この写真は私は魚を撮りたいからピントは思った通り魚重視になっているけど、右側からストロボを発光させるのがよかったと思う。もしくは縦構え横トリミングで魚の陰を下方向に落としておけばよかった。
これがまた行こうと思うキッカケにもなるので、いい意味で考えるようにしています。
こういうシーンに会うと、ストロボシステムが欲しくなりますね。あまり大がかりなものをもってスキンダイビングはしたくないのだけど。いや、買う余裕も無いので買ってから心配しろと言われそうですね^^;
ハゼの仲間は、怒っているように見える種類も多いです。このハタタテハゼもその一つです。浅いところでは5mほどから見かけるそうですが、撮影モデルは私があまり行かない深度のところにいました。その辺が私の運の無さを物語っているようです。もっと怒っているように見えるハタタテハゼの先輩「アケボノハゼ」はさらに深度を増したところにいます。

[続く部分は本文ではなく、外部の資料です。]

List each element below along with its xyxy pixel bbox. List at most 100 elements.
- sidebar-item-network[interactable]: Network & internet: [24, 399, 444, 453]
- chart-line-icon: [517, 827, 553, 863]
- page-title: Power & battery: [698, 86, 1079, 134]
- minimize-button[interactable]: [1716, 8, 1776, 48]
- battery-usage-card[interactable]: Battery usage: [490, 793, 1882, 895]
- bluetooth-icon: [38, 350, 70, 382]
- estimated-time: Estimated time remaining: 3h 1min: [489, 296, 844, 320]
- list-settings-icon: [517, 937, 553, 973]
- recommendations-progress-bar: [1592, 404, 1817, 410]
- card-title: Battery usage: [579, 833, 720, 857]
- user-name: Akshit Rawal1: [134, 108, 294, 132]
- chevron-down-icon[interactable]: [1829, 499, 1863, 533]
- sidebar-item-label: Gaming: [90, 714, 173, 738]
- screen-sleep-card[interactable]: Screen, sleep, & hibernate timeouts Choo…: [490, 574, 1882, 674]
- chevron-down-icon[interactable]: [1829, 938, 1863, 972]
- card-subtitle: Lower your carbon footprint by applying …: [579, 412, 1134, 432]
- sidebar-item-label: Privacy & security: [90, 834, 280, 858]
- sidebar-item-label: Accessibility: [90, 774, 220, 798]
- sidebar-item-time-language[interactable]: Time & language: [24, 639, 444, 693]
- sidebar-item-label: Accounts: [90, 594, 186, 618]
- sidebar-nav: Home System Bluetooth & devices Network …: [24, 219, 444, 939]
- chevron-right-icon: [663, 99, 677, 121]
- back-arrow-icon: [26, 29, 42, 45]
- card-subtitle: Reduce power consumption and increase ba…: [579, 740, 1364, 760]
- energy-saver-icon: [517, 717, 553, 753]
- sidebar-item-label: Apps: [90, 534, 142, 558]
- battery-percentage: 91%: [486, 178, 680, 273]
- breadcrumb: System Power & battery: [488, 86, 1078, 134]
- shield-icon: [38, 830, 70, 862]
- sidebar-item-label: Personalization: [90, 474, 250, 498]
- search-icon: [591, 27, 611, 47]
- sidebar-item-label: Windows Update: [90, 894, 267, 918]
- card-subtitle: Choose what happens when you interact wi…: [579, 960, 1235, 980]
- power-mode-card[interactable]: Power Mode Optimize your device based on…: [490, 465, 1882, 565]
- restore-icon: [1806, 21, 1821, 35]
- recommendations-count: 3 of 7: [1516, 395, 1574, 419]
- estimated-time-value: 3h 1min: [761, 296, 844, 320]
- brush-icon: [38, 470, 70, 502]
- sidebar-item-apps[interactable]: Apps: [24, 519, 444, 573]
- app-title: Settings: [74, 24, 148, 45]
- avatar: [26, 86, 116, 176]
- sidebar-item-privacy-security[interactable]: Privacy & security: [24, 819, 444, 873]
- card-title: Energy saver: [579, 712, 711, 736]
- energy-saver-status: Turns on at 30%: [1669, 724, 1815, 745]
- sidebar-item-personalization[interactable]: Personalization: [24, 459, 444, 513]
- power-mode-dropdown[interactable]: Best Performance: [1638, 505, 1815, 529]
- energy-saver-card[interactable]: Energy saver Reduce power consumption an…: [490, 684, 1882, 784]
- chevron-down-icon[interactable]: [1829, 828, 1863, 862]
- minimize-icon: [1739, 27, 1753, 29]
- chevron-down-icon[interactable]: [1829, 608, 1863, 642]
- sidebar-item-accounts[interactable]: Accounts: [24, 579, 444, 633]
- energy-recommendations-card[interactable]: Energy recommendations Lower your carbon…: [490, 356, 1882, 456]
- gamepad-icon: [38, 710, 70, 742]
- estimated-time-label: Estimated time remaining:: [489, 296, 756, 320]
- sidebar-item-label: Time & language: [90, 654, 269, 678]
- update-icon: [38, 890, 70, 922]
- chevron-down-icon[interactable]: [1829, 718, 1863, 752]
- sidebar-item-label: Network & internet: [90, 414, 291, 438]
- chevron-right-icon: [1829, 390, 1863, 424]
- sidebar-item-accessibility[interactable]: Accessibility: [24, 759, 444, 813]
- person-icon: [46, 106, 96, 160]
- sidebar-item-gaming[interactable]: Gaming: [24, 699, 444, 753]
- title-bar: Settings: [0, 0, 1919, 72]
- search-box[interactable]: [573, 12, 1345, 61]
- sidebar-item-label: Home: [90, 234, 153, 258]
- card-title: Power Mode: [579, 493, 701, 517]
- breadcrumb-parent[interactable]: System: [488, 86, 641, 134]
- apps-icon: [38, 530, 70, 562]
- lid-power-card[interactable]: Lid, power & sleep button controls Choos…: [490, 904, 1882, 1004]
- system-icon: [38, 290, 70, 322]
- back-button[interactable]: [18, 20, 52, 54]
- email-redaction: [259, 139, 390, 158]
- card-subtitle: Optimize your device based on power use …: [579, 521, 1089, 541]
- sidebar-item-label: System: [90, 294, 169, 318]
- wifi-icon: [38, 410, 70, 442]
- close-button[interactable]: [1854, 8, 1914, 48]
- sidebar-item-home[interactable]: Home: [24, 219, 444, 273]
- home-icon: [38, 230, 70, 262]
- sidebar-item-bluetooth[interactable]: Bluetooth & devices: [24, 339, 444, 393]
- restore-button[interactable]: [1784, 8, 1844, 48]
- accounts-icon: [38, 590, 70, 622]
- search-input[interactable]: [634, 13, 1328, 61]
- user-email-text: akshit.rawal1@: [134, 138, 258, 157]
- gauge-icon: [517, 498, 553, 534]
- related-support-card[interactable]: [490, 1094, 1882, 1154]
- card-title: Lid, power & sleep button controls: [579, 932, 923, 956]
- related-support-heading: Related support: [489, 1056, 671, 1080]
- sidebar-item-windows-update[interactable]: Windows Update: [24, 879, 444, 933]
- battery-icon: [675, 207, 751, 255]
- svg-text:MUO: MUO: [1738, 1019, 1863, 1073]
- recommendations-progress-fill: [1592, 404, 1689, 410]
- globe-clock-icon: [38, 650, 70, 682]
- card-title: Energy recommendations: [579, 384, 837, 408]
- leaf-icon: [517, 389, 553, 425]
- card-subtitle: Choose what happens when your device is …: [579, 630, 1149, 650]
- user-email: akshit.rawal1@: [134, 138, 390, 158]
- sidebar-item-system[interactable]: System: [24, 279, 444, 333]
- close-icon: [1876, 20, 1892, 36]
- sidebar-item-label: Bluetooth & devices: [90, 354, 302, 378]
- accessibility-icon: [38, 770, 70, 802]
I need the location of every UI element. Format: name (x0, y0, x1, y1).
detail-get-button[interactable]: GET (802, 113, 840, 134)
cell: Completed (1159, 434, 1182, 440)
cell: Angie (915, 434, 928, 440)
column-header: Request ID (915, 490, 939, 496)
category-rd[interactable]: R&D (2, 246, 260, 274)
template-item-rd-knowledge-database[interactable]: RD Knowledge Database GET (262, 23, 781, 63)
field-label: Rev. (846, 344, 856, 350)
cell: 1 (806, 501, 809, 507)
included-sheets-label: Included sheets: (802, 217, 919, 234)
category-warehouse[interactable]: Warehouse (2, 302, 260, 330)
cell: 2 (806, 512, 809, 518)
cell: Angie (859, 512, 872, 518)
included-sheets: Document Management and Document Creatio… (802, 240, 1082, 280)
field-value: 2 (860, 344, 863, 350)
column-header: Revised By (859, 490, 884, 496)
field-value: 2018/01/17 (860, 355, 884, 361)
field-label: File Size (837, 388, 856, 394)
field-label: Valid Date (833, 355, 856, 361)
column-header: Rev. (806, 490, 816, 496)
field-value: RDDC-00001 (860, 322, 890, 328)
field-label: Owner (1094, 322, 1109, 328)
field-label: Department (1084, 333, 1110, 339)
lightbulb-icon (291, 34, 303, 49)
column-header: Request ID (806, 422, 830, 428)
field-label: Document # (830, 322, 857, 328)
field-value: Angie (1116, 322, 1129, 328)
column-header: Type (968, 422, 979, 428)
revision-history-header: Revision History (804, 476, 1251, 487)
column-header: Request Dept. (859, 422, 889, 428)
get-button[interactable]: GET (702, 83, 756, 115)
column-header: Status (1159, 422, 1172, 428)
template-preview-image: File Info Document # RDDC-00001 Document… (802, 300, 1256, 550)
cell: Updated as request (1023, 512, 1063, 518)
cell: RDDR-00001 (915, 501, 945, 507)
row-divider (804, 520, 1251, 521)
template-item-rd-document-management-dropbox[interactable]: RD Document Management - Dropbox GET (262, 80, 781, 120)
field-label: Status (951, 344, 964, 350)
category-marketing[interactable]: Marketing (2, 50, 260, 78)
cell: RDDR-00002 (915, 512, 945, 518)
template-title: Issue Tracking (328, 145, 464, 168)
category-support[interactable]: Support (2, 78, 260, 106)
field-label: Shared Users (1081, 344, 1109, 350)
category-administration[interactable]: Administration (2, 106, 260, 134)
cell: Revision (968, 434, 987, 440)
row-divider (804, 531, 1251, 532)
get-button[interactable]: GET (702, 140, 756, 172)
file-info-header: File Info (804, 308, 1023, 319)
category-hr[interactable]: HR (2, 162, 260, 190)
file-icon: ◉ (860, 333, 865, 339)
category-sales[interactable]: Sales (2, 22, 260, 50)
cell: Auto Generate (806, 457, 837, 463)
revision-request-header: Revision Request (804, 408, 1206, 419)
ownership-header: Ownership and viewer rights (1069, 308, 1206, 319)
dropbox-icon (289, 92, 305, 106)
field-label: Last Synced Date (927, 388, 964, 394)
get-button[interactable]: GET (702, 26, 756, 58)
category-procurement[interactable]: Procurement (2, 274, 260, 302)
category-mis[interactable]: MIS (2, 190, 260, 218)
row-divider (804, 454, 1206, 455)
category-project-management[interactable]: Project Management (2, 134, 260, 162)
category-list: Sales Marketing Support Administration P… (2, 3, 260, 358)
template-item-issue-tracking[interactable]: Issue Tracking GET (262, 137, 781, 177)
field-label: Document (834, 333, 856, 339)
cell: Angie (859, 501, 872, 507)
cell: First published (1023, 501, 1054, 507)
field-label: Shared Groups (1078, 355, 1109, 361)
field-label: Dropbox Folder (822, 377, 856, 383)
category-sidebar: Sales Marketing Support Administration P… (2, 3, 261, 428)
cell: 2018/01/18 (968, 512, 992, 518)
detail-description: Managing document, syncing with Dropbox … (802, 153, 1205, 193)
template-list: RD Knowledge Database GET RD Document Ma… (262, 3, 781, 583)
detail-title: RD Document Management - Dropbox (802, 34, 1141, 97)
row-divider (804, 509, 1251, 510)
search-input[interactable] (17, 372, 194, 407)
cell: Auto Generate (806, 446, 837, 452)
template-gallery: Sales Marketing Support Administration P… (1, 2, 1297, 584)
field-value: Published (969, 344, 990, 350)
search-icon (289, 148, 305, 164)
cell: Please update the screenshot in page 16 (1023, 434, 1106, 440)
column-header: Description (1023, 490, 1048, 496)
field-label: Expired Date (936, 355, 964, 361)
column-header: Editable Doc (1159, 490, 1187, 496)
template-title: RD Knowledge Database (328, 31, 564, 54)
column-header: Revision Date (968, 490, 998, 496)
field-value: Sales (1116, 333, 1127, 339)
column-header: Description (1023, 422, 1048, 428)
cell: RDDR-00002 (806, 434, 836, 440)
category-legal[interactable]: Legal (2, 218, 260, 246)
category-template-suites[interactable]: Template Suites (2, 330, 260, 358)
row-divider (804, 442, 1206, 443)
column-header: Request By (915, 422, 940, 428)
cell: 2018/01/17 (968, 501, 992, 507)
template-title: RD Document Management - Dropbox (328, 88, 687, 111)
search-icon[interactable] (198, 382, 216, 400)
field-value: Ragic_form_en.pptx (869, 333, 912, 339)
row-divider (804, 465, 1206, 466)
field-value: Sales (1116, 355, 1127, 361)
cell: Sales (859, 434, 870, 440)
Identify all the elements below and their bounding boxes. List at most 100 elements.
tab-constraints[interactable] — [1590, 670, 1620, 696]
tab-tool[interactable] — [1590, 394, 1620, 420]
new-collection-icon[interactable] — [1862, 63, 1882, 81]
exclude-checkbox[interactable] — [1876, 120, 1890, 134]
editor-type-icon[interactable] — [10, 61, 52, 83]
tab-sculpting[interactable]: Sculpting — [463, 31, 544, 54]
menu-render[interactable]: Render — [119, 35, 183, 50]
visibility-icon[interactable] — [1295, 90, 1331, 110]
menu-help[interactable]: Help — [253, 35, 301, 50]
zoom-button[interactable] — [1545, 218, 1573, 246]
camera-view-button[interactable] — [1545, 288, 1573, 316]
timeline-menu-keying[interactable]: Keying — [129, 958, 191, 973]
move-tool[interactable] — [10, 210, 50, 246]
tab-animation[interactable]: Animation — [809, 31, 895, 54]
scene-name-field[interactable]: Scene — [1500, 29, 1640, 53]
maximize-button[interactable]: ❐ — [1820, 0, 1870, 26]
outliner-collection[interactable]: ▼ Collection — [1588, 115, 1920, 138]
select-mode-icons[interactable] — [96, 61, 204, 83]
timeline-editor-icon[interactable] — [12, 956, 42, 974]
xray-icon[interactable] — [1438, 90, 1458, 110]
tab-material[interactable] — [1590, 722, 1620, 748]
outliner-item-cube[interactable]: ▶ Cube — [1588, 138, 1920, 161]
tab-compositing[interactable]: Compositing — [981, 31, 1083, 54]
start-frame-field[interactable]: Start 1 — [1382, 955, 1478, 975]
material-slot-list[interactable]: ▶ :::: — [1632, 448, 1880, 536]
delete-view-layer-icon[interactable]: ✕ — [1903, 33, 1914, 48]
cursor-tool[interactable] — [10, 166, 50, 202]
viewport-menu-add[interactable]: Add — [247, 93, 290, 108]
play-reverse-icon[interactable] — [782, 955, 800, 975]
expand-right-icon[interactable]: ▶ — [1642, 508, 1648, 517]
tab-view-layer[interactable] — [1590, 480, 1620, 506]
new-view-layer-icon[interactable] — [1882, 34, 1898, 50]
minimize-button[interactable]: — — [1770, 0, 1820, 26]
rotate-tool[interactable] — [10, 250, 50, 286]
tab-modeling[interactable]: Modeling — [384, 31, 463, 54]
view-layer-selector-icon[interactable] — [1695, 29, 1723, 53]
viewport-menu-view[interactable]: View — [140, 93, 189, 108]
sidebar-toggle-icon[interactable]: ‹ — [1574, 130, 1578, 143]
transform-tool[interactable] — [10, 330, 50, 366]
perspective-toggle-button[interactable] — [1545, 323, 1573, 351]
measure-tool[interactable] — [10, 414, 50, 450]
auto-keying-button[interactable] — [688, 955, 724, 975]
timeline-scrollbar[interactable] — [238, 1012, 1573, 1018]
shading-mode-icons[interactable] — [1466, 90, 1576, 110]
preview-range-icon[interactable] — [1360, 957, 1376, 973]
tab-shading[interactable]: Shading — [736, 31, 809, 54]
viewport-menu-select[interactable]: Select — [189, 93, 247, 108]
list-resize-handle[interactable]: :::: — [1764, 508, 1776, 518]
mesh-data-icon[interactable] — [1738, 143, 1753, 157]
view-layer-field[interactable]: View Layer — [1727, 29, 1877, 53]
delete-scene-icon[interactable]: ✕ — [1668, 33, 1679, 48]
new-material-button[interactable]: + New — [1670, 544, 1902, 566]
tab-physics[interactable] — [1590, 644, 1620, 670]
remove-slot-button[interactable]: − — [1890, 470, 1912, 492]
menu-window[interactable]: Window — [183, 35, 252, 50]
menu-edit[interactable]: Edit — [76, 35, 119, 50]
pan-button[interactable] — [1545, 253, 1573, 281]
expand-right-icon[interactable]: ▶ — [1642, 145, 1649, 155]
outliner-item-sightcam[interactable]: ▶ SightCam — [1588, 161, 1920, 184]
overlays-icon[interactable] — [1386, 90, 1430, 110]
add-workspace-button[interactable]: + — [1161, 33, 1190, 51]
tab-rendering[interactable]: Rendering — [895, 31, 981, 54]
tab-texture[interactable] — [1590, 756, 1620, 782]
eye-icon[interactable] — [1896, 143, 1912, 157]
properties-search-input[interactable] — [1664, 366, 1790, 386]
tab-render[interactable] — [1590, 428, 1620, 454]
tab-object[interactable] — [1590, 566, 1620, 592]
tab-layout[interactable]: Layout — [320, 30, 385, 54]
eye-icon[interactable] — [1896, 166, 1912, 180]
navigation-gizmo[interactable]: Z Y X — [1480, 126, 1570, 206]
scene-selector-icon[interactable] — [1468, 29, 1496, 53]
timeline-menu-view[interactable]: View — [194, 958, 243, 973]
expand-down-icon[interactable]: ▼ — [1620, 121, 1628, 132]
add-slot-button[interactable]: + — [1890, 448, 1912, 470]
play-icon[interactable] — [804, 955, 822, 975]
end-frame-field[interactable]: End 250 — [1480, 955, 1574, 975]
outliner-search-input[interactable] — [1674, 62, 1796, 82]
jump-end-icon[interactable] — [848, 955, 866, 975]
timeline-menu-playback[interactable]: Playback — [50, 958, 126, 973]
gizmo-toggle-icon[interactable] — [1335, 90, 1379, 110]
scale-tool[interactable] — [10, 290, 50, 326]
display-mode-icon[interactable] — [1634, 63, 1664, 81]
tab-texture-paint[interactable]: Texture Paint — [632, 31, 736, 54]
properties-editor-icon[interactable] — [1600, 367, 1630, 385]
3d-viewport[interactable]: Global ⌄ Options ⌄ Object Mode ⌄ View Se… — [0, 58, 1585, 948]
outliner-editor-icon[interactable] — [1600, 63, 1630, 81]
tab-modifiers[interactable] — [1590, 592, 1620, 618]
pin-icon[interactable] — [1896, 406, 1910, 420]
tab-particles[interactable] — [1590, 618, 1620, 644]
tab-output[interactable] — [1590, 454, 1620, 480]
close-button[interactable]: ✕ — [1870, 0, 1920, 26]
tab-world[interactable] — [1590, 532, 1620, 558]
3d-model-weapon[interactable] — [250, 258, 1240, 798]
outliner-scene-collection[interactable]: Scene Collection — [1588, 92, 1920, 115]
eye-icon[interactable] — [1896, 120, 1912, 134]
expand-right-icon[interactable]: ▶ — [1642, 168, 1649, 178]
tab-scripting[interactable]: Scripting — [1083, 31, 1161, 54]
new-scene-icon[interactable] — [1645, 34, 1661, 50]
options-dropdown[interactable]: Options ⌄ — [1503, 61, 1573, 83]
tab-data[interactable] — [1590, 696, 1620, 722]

そう考えてみると、ハゼの仲間というのは全ての深度にいるということでファンが多いのもうなづけられますね。
この写真は背景をブラックにするようにシャッター優先AEでストロボ発光で撮影しました。マニュアルモードで行きたかったのですが、もう少し浅いところで出会えていたならの話の私です。
共生ハゼの仲間でも警戒心は様々で、近づいただけで隠れてしまうのも多いです。その中でもクビアカハゼは比較的楽に接近できたりします。ただ、驚かせてしまうと私程度の素潜り時間では出てきません。幾度も幾度もそっと接近して、浮上するときもそっと浮上して驚かせない。すると向こうも慣れてくる感じをうけます。そのような中、クビアカハゼを観察しているとヒレを全開にして色彩を見せてくれました。第二背びれの透明に散らばる赤い星、尻びれの鮮やかなコントラスト。水中では鮮やかな色彩は浅いところ以外だと目立たなくなってしまうけど、ストロボを使用すると鮮やかによみがえります。ハゼが多いところは懸濁物が多いところがよくあってストロボ使用にハンデが多くなるけども。